Crystal meth use in Illinois and across the nation is skyrocketing, with no signs of improvement. According to the 2004 National Survey on Drug Use and Health conducted by the National Institutes of Health, 12 million Americans have tried methamphetamine. Abuse of crystal meth leads to a host of serious problems, including high-risk sexual behavior which increases risk for HIV/AIDS. As a U.S. Senator, I have fought for more funding for law enforcement efforts to combat meth use. However, this is not only a law enforcement issue but also a health and public health issue. A greater investment in prevention, treatment, and rehabilitation programs is long overdue. In Illinois, we have several programs, including those sponsored by the Women's Treatment Center and the Haymarket Center, which have been quite effective at using family-centered models to treat women with meth addiction, helping them to stay out of jail and with their families, and assisting them with employment training and other needs. We should support similar programs on a national level.
Berry: Who would be your choice for a pro-AIDS care president in 2008?
Obama: As I stated earlier, I expect health care to be one of the major issues in the 2008 Presidential campaign. I will not support any candidate who has not demonstrated a serious commitment to improving health and health care broadly and combating the HIV/AIDS epidemic more specifically.

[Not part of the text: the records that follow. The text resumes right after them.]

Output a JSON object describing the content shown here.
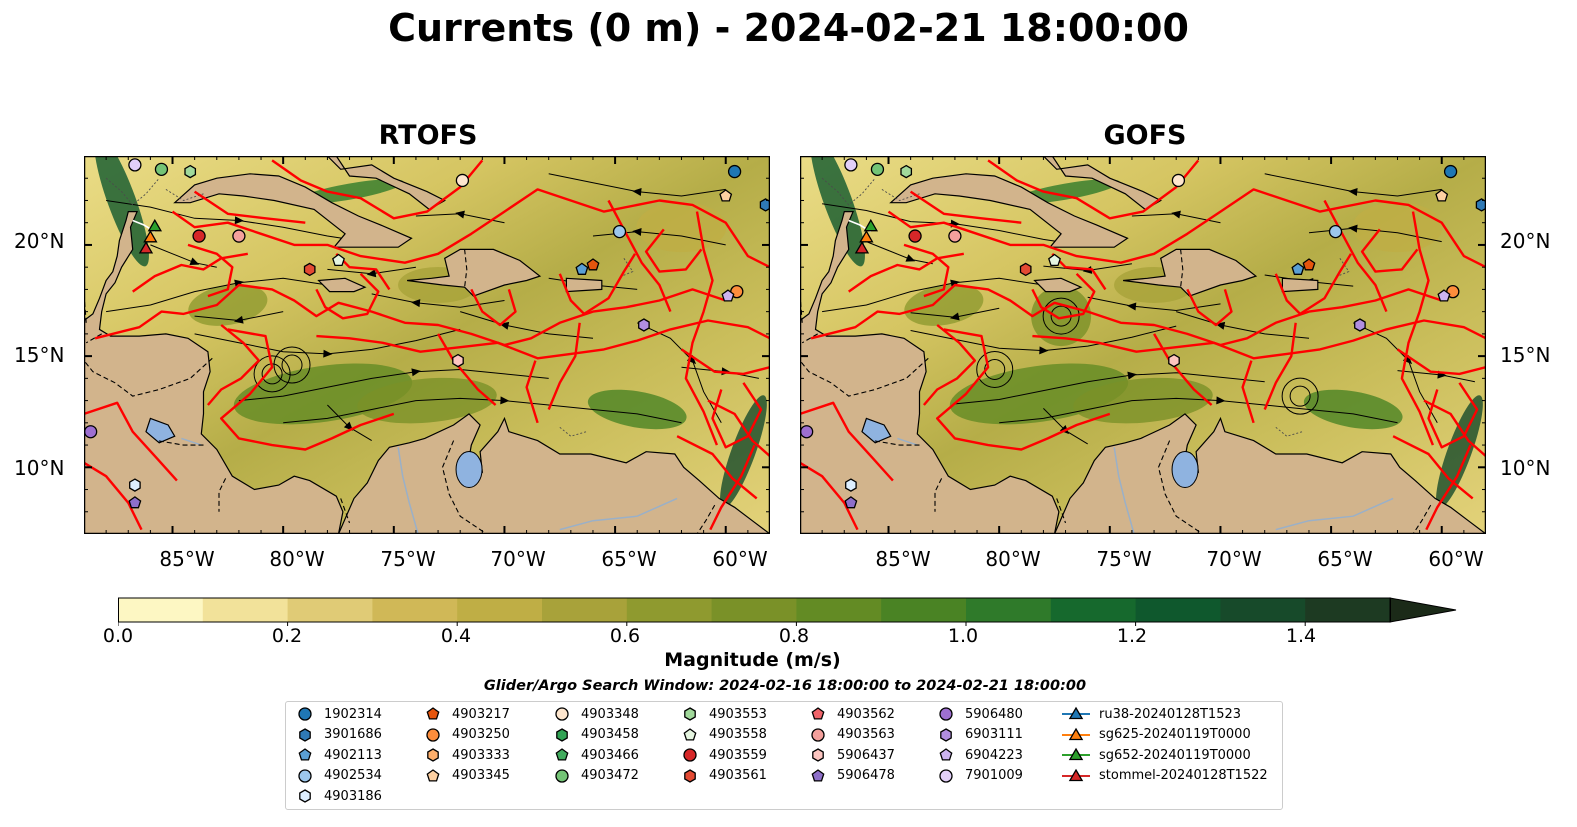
{
  "title": "Currents (0 m) - 2024-02-21 18:00:00",
  "panels": [
    {
      "title": "RTOFS"
    },
    {
      "title": "GOFS"
    }
  ],
  "colors": {
    "land": "#d2b48c",
    "streamline": "#000000",
    "boundary": "#ff0000",
    "water_body": "#8fb3e0",
    "river": "#9ab0c8"
  },
  "chart_data": {
    "type": "map",
    "projection": "lat-lon",
    "lon_range": [
      -89,
      -58
    ],
    "lat_range": [
      7,
      24
    ],
    "xticks": [
      "85°W",
      "80°W",
      "75°W",
      "70°W",
      "65°W",
      "60°W"
    ],
    "yticks": [
      "20°N",
      "15°N",
      "10°N"
    ],
    "field": "current magnitude",
    "colorbar": {
      "label": "Magnitude (m/s)",
      "ticks": [
        "0.0",
        "0.2",
        "0.4",
        "0.6",
        "0.8",
        "1.0",
        "1.2",
        "1.4"
      ],
      "range": [
        0,
        1.5
      ],
      "step": 0.1,
      "extend": "max",
      "colors": [
        "#fdf7c3",
        "#f2e29a",
        "#e0cb76",
        "#d0b857",
        "#bfae45",
        "#a8a23a",
        "#8f9a2f",
        "#7a9128",
        "#638b24",
        "#4a8324",
        "#2f7a2a",
        "#16692d",
        "#0f582d",
        "#174a2a",
        "#1d3a22",
        "#1b2a18"
      ]
    },
    "search_window": "Glider/Argo Search Window: 2024-02-16 18:00:00 to 2024-02-21 18:00:00",
    "legend_entries": [
      {
        "label": "1902314",
        "marker": "circle",
        "color": "#1f77b4"
      },
      {
        "label": "3901686",
        "marker": "hexagon",
        "color": "#2f79b5"
      },
      {
        "label": "4902113",
        "marker": "pentagon",
        "color": "#5a9fd4"
      },
      {
        "label": "4902534",
        "marker": "circle",
        "color": "#9cc7ec"
      },
      {
        "label": "4903186",
        "marker": "hexagon",
        "color": "#ddeeff"
      },
      {
        "label": "4903217",
        "marker": "pentagon",
        "color": "#e6550d"
      },
      {
        "label": "4903250",
        "marker": "circle",
        "color": "#fd8d3c"
      },
      {
        "label": "4903333",
        "marker": "hexagon",
        "color": "#fdae6b"
      },
      {
        "label": "4903345",
        "marker": "pentagon",
        "color": "#fdd0a2"
      },
      {
        "label": "4903348",
        "marker": "circle",
        "color": "#fee6ce"
      },
      {
        "label": "4903458",
        "marker": "hexagon",
        "color": "#31a354"
      },
      {
        "label": "4903466",
        "marker": "pentagon",
        "color": "#41ab5d"
      },
      {
        "label": "4903472",
        "marker": "circle",
        "color": "#74c476"
      },
      {
        "label": "4903553",
        "marker": "hexagon",
        "color": "#a1d99b"
      },
      {
        "label": "4903558",
        "marker": "pentagon",
        "color": "#e5f5e0"
      },
      {
        "label": "4903559",
        "marker": "circle",
        "color": "#d62728"
      },
      {
        "label": "4903561",
        "marker": "hexagon",
        "color": "#e34a33"
      },
      {
        "label": "4903562",
        "marker": "pentagon",
        "color": "#f0646a"
      },
      {
        "label": "4903563",
        "marker": "circle",
        "color": "#f4a09c"
      },
      {
        "label": "5906437",
        "marker": "hexagon",
        "color": "#fcc5c0"
      },
      {
        "label": "5906478",
        "marker": "pentagon",
        "color": "#8e6fc9"
      },
      {
        "label": "5906480",
        "marker": "circle",
        "color": "#9e6fd0"
      },
      {
        "label": "6903111",
        "marker": "hexagon",
        "color": "#b18ee0"
      },
      {
        "label": "6904223",
        "marker": "pentagon",
        "color": "#cdb4f0"
      },
      {
        "label": "7901009",
        "marker": "circle",
        "color": "#e2cff8"
      },
      {
        "label": "ru38-20240128T1523",
        "marker": "triangle-line",
        "color": "#1f77b4"
      },
      {
        "label": "sg625-20240119T0000",
        "marker": "triangle-line",
        "color": "#ff7f0e"
      },
      {
        "label": "sg652-20240119T0000",
        "marker": "triangle-line",
        "color": "#2ca02c"
      },
      {
        "label": "stommel-20240128T1522",
        "marker": "triangle-line",
        "color": "#d62728"
      }
    ],
    "floats": [
      {
        "id": "1902314",
        "lon": -59.6,
        "lat": 23.3
      },
      {
        "id": "4902534",
        "lon": -64.8,
        "lat": 20.6
      },
      {
        "id": "4903348",
        "lon": -71.9,
        "lat": 22.9
      },
      {
        "id": "4903472",
        "lon": -85.5,
        "lat": 23.4
      },
      {
        "id": "4903553",
        "lon": -84.2,
        "lat": 23.3
      },
      {
        "id": "7901009",
        "lon": -86.7,
        "lat": 23.6
      },
      {
        "id": "4903559",
        "lon": -83.8,
        "lat": 20.4
      },
      {
        "id": "4903563",
        "lon": -82.0,
        "lat": 20.4
      },
      {
        "id": "4903561",
        "lon": -78.8,
        "lat": 18.9
      },
      {
        "id": "4903558",
        "lon": -77.5,
        "lat": 19.3
      },
      {
        "id": "4903217",
        "lon": -66.0,
        "lat": 19.1
      },
      {
        "id": "4902113",
        "lon": -66.5,
        "lat": 18.9
      },
      {
        "id": "4903345",
        "lon": -60.0,
        "lat": 22.2
      },
      {
        "id": "3901686",
        "lon": -58.2,
        "lat": 21.8
      },
      {
        "id": "4903250",
        "lon": -59.5,
        "lat": 17.9
      },
      {
        "id": "6904223",
        "lon": -59.9,
        "lat": 17.7
      },
      {
        "id": "6903111",
        "lon": -63.7,
        "lat": 16.4
      },
      {
        "id": "5906437",
        "lon": -72.1,
        "lat": 14.8
      },
      {
        "id": "5906480",
        "lon": -88.7,
        "lat": 11.6
      },
      {
        "id": "4903186",
        "lon": -86.7,
        "lat": 9.2
      },
      {
        "id": "5906478",
        "lon": -86.7,
        "lat": 8.4
      }
    ],
    "gliders": [
      {
        "id": "sg652-20240119T0000",
        "lon": -85.8,
        "lat": 20.8
      },
      {
        "id": "sg625-20240119T0000",
        "lon": -86.0,
        "lat": 20.3
      },
      {
        "id": "stommel-20240128T1522",
        "lon": -86.2,
        "lat": 19.8
      }
    ]
  }
}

Berry: Where do you see AIDS research funding in 2006? Are you committed to continued funding for OAR (Office of AIDS Research)?

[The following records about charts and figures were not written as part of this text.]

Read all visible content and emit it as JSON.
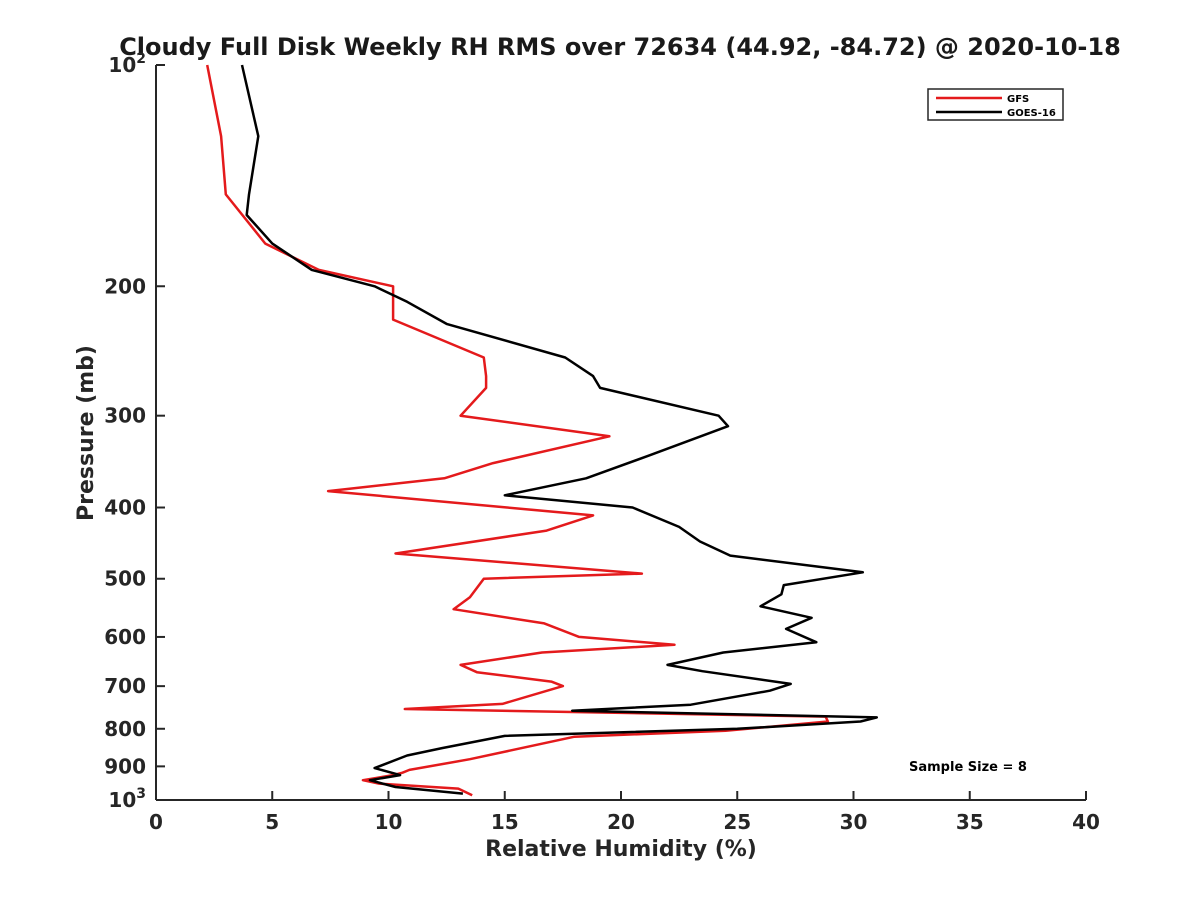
{
  "chart_data": {
    "type": "line",
    "title": "Cloudy Full Disk Weekly RH RMS over 72634 (44.92, -84.72) @ 2020-10-18",
    "xlabel": "Relative Humidity (%)",
    "ylabel": "Pressure (mb)",
    "xlim": [
      0,
      40
    ],
    "ylim": [
      100,
      1000
    ],
    "y_scale": "log",
    "y_reversed": true,
    "x_ticks": [
      "0",
      "5",
      "10",
      "15",
      "20",
      "25",
      "30",
      "35",
      "40"
    ],
    "y_ticks": [
      {
        "value": 100,
        "label": "10",
        "sup": "2"
      },
      {
        "value": 200,
        "label": "200",
        "sup": ""
      },
      {
        "value": 300,
        "label": "300",
        "sup": ""
      },
      {
        "value": 400,
        "label": "400",
        "sup": ""
      },
      {
        "value": 500,
        "label": "500",
        "sup": ""
      },
      {
        "value": 600,
        "label": "600",
        "sup": ""
      },
      {
        "value": 700,
        "label": "700",
        "sup": ""
      },
      {
        "value": 800,
        "label": "800",
        "sup": ""
      },
      {
        "value": 900,
        "label": "900",
        "sup": ""
      },
      {
        "value": 1000,
        "label": "10",
        "sup": "3"
      }
    ],
    "grid": false,
    "legend_position": "top-right",
    "annotation": "Sample Size = 8",
    "series": [
      {
        "name": "GFS",
        "color": "#e41a1c",
        "points": [
          [
            2.2,
            100
          ],
          [
            2.8,
            125
          ],
          [
            3.0,
            150
          ],
          [
            4.7,
            175
          ],
          [
            7.0,
            190
          ],
          [
            10.2,
            200
          ],
          [
            10.2,
            222
          ],
          [
            14.1,
            250
          ],
          [
            14.2,
            265
          ],
          [
            14.2,
            275
          ],
          [
            13.1,
            300
          ],
          [
            19.5,
            320
          ],
          [
            14.5,
            348
          ],
          [
            12.4,
            365
          ],
          [
            7.4,
            380
          ],
          [
            15.1,
            400
          ],
          [
            18.8,
            410
          ],
          [
            16.8,
            430
          ],
          [
            10.3,
            462
          ],
          [
            20.9,
            492
          ],
          [
            14.1,
            500
          ],
          [
            13.5,
            530
          ],
          [
            12.8,
            550
          ],
          [
            16.7,
            575
          ],
          [
            18.2,
            600
          ],
          [
            22.3,
            615
          ],
          [
            16.6,
            630
          ],
          [
            13.1,
            655
          ],
          [
            13.8,
            670
          ],
          [
            17.0,
            690
          ],
          [
            17.5,
            700
          ],
          [
            14.9,
            740
          ],
          [
            10.7,
            752
          ],
          [
            28.8,
            770
          ],
          [
            28.9,
            782
          ],
          [
            24.5,
            805
          ],
          [
            18.0,
            820
          ],
          [
            13.5,
            880
          ],
          [
            10.9,
            910
          ],
          [
            10.6,
            918
          ],
          [
            10.2,
            925
          ],
          [
            8.9,
            940
          ],
          [
            9.6,
            950
          ],
          [
            13.0,
            965
          ],
          [
            13.6,
            985
          ]
        ]
      },
      {
        "name": "GOES-16",
        "color": "#000000",
        "points": [
          [
            3.7,
            100
          ],
          [
            4.4,
            125
          ],
          [
            4.0,
            150
          ],
          [
            3.9,
            160
          ],
          [
            5.0,
            175
          ],
          [
            6.7,
            190
          ],
          [
            9.4,
            200
          ],
          [
            10.8,
            210
          ],
          [
            12.5,
            225
          ],
          [
            17.6,
            250
          ],
          [
            18.8,
            265
          ],
          [
            19.1,
            275
          ],
          [
            24.2,
            300
          ],
          [
            24.6,
            310
          ],
          [
            21.2,
            340
          ],
          [
            18.5,
            365
          ],
          [
            15.0,
            385
          ],
          [
            20.5,
            400
          ],
          [
            22.5,
            425
          ],
          [
            23.4,
            445
          ],
          [
            24.7,
            465
          ],
          [
            30.4,
            490
          ],
          [
            27.0,
            510
          ],
          [
            26.9,
            525
          ],
          [
            26.0,
            545
          ],
          [
            28.2,
            565
          ],
          [
            27.1,
            585
          ],
          [
            28.4,
            610
          ],
          [
            24.4,
            630
          ],
          [
            22.0,
            655
          ],
          [
            23.5,
            668
          ],
          [
            27.3,
            695
          ],
          [
            26.4,
            710
          ],
          [
            23.0,
            742
          ],
          [
            17.9,
            756
          ],
          [
            31.0,
            772
          ],
          [
            30.3,
            782
          ],
          [
            25.0,
            800
          ],
          [
            15.0,
            818
          ],
          [
            12.3,
            850
          ],
          [
            10.8,
            870
          ],
          [
            9.4,
            905
          ],
          [
            10.5,
            925
          ],
          [
            9.2,
            940
          ],
          [
            10.3,
            960
          ],
          [
            13.2,
            980
          ]
        ]
      }
    ]
  }
}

Obama: Federal agencies will spend approximately $21.1 billion this year on HIV/AIDS programs. Of this funding, only 14% is directed for research. The President requested $22.8 billion for FY07 [Fiscal Year 2007] HIV/AIDS activities. Despite the 8.3% overall increase requested by the President, funding for research was reduced by 0.05% to $2.6 billion. While we certainly should not reduce funding for prevention, treatment, and international efforts, I think most would agree that continued investment in HIV/AIDS research is critical to making progress against this epidemic.
The Office of AIDS Research has been quite effective in directing HIV/AIDS related research at NIH, and should continue to receive full support.
Berry: Are you committed to being a leader in keeping the CARE Act strong and intact for the future?
Obama: The Ryan White Care Act (RWCA), which is up for reauthorization, has provided vital support for those suffering from HIV/AIDS. An important component of this statute is, of course, medical treatment. However, comprehensive and effective care must include housing, transportation, and food. RWCA was crafted with multifaceted care in mind, and that is the reason for its success. During reauthorization, we must be certain to strengthen, not jeopardize, this comprehensive approach. Additionally, in order to provide this comprehensive care, Congress must allocate adequate funding. We cannot put service providers in a position of providing care to a greater number of clients with fewer resources.
A number of contentious issues are still being discussed and negotiated by House and Senate members, including determining a fair proxy method for funding allocation, defining "core medical services," and balancing the needs of urban and rural populations, just to name a few. I have and will continue to voice my support or concerns regarding the proposed legislation, and hope the Congress will work through policy and political differences to pass a good bill this year.